In ihrer Eröffnungsrede, die sie – anders als viele ihrer Kollegen – frei hielt, unterstrich Mogherini noch einmal die Bedeutung einer gemeinsamen EU-Außenpolitik. Unter anderem sprach sie ein gemeinsames Vorgehen der Europäer gegen die islamistische Terrormiliz IS an. Mogherini betonte die Partnerschaft mit den USA. Diese sei mehr denn je von Bedeutung. Deshalb wolle sie auch eng mit dem neuen Nato-Generalsekretär Stoltenberg zusammenarbeiten.

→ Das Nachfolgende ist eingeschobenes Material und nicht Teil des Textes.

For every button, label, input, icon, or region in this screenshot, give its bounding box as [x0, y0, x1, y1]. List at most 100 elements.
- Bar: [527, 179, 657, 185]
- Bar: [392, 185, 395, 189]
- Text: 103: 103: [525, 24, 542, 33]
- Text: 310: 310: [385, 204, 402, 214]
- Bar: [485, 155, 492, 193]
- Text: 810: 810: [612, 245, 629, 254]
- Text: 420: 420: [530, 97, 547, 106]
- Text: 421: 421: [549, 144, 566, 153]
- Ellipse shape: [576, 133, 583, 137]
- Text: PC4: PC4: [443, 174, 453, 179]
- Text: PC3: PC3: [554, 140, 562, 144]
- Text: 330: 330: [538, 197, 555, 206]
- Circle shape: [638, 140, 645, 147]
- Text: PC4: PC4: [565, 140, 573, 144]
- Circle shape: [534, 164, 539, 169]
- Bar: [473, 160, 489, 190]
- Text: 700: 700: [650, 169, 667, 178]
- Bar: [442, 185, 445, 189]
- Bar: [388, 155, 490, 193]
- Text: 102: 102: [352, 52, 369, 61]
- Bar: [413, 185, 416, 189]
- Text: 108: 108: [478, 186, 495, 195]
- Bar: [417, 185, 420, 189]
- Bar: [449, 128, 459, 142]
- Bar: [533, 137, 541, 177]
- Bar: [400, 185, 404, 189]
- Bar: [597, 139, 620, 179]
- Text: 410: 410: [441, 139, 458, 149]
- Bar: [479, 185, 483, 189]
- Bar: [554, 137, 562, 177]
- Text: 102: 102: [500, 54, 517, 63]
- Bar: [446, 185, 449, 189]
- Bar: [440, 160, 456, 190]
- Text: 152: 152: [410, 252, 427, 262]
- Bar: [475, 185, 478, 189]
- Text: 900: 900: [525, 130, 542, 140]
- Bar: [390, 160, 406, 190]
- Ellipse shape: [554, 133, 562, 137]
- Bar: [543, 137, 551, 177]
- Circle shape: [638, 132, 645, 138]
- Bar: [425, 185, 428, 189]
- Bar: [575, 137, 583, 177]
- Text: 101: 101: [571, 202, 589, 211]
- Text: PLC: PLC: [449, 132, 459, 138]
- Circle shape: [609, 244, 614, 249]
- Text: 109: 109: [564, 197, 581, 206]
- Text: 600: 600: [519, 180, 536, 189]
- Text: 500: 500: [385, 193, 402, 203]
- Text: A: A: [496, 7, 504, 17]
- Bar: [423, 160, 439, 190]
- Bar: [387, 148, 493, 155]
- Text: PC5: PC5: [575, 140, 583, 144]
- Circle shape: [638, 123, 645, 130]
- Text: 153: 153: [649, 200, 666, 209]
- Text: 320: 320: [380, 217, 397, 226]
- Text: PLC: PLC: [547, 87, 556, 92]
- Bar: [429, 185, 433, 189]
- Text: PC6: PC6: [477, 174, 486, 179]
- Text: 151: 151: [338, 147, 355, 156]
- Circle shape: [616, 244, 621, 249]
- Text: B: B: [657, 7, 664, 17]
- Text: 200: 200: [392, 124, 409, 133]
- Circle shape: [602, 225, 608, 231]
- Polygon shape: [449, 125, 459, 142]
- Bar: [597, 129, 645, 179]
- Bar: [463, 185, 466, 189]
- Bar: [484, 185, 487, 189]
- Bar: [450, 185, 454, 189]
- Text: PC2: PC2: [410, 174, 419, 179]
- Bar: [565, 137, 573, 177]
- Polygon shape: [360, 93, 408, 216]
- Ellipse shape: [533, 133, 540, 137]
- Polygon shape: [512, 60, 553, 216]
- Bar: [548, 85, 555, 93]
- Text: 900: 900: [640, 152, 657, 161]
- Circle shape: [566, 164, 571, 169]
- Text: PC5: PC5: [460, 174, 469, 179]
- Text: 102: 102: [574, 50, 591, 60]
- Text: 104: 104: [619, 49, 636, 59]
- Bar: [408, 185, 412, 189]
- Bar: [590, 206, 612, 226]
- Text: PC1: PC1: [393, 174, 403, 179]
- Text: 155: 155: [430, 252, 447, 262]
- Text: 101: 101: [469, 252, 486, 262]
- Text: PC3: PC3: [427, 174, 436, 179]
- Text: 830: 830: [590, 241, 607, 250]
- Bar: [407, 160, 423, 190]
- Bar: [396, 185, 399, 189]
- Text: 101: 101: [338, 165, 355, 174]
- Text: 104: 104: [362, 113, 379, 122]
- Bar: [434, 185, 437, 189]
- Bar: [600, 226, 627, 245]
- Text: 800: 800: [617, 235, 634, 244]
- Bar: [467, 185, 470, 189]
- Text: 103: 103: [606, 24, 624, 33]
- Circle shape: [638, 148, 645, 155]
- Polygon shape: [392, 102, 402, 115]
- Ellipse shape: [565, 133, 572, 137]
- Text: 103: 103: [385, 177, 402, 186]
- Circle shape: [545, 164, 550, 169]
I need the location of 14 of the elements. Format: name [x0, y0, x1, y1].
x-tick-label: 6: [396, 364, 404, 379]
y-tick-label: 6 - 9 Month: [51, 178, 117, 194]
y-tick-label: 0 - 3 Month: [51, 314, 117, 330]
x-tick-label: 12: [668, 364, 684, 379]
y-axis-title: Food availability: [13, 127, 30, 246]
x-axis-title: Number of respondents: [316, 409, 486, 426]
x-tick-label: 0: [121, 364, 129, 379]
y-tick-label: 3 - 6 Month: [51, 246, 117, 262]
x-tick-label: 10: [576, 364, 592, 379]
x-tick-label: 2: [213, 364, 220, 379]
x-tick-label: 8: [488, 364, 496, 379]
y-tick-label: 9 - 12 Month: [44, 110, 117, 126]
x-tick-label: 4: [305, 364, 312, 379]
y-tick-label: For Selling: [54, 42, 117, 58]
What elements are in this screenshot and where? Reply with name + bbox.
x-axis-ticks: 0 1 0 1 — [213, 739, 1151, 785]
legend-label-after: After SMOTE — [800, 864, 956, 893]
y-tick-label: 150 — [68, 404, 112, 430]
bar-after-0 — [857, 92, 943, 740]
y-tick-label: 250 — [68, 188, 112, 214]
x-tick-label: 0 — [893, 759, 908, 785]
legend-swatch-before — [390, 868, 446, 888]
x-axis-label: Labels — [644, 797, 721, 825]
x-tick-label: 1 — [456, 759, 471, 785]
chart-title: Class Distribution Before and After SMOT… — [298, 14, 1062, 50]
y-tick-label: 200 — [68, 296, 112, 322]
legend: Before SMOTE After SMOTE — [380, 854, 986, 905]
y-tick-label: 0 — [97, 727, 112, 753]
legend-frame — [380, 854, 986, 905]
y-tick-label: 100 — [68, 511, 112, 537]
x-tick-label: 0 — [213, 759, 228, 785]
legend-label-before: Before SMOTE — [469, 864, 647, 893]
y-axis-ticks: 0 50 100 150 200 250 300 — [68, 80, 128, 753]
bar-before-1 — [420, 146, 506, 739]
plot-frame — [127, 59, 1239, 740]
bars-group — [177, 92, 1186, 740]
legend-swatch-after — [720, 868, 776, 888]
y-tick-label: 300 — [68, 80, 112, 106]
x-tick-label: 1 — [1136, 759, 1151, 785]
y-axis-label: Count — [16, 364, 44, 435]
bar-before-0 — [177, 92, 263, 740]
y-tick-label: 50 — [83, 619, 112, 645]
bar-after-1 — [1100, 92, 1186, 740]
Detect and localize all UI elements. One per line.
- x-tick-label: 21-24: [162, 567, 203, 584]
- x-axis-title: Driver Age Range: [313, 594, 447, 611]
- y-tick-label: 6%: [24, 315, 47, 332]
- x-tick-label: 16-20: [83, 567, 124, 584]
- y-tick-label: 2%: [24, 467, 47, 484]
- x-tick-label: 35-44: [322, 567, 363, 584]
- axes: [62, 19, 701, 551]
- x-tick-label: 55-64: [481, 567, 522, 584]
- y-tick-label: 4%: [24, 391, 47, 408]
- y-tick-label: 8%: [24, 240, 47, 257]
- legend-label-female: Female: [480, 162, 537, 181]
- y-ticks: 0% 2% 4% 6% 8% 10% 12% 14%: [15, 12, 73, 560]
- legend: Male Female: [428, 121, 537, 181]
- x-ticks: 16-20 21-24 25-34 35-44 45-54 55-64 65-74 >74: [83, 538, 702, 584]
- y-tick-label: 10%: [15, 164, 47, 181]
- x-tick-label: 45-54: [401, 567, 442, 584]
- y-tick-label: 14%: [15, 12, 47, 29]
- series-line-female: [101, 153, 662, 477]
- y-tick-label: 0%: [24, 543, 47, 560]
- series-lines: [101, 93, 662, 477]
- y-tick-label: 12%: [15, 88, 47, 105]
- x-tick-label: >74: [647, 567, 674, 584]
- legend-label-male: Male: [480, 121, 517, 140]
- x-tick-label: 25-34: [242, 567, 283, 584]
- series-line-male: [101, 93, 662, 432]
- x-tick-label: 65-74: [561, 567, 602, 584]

Die Italienerin kündigte an, zu Beginn ihrer Amtszeit alle 28 EU-Staaten bereisen und sich mit Regierungen, Abgeordneten und NGOs treffen zu wollen. Außerdem plane sie, den Sitz ihres Büros ins Hauptgebäude der Kommission zu verlegen. Alle Politikfelder, die eine Wirkung nach außen haben, will sie so besser miteinander verknüpfen. Als Beispiele nannte Mogherini Energie, Handel, Migration, Klima und Umwelt.
Viele Hoffnungen werden mit der charismatischen Italienerin verbunden. Sie soll der Außenpolitik der EU neuen Schwung geben. Ihre Vorgängerin, die Britin Catherine Ashton, hatte nur wenige mit ihrer manchmal unbeholfenen Art überzeugen können. Mehrfach wurde Ashton dafür kritisiert, bei wichtigen Gelegenheiten nicht persönlich vor Ort gewesen zu sein. Das wolle Mogherini besser machen.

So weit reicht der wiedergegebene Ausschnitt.